The SBU added the attackers seemed uninterested in making a profit from the ransomware program and were more focused on sowing chaos in Ukraine.
There was no immediate official response from the Russian government, but Russian lawmaker Igor Morozov told the RIA Novosti news agency that the Ukrainian charges were fiction and that the two attacks were likely the work of the United States.
Ukraine was the country most affected by the attack by a strain of malware known by names including NotPetya. Beginning Tuesday, computers across Ukraine at government agencies, energy companies and banks were temporarily disabled as their data was encrypted amid a requirement for ransom payments.
Two cybersecurity attires have publicly tied the NotPetya malware to hacking groups that many experts believe are linked to Russian intelligence operations.
Russian anti-virus company Kaspersky Lab has identified similarities between NotPetya and BlackEnergy, a sophisticated malware assumed to have been used in a series of cyberattacks on Ukrainian infrastructure in recent years.
There are several parts of the code and strings that are shared, said Vyacheslav Zakorzhevsky, the head of Kasperskys anti-virus research department, told The Associated Press on Saturday. These families are connected.
ESET, a Slovakian cybersecurity firm, said the cyberattacks did not come out of nowhere.
This was not an isolated incident. This is the latest in a series of similar attacks in Ukraine, ESET said in a Friday report.

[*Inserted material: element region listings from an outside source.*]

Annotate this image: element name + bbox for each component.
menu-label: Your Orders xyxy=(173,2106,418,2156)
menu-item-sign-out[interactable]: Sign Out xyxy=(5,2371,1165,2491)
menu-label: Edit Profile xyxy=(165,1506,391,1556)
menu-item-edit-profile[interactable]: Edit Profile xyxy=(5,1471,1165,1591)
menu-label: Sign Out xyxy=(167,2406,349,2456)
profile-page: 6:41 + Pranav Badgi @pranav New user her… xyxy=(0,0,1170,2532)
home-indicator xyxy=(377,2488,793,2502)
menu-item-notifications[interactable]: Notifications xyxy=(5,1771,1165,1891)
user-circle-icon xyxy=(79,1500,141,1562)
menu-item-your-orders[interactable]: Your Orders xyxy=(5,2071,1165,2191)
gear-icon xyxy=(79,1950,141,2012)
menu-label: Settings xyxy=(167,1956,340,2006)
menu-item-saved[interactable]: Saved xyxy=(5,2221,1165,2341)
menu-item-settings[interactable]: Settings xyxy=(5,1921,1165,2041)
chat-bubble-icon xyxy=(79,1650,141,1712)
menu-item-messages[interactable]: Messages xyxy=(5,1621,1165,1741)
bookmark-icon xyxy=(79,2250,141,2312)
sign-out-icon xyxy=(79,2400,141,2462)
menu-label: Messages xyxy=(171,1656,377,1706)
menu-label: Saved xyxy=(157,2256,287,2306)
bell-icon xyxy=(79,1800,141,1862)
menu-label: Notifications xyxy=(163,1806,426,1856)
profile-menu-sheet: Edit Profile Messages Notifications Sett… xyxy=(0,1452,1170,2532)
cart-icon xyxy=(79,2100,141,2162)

ESET indicated the reason that countries other than Ukraine were affected was because the hackers had underestimated the power of the malware they had created and it spun out of control.
Major companies that reported being hit by NotPetya included Danish shipping giant A.P. Moller-Maersk, Russian state-owned oil behemoth Rosneft and FedEx subsidiary TNT. Most of the organizations hurt by the attack had resumed normal operation within 48 hours.
Ukraine has repeatedly accused Russia of sponsoring cyberattacks, including the hacker of Ukraines voting system ahead of 2014 national election and an attack that knocked its power grid offline in 2015.
Relations between Russia and Ukraine collapsed when Moscow annexed Ukraines Crimean Peninsula in 2014 and began backing separatists fighting forces loyal to Kiev in eastern Ukraine. That fighting has left over 10,000 people dead since April 2014.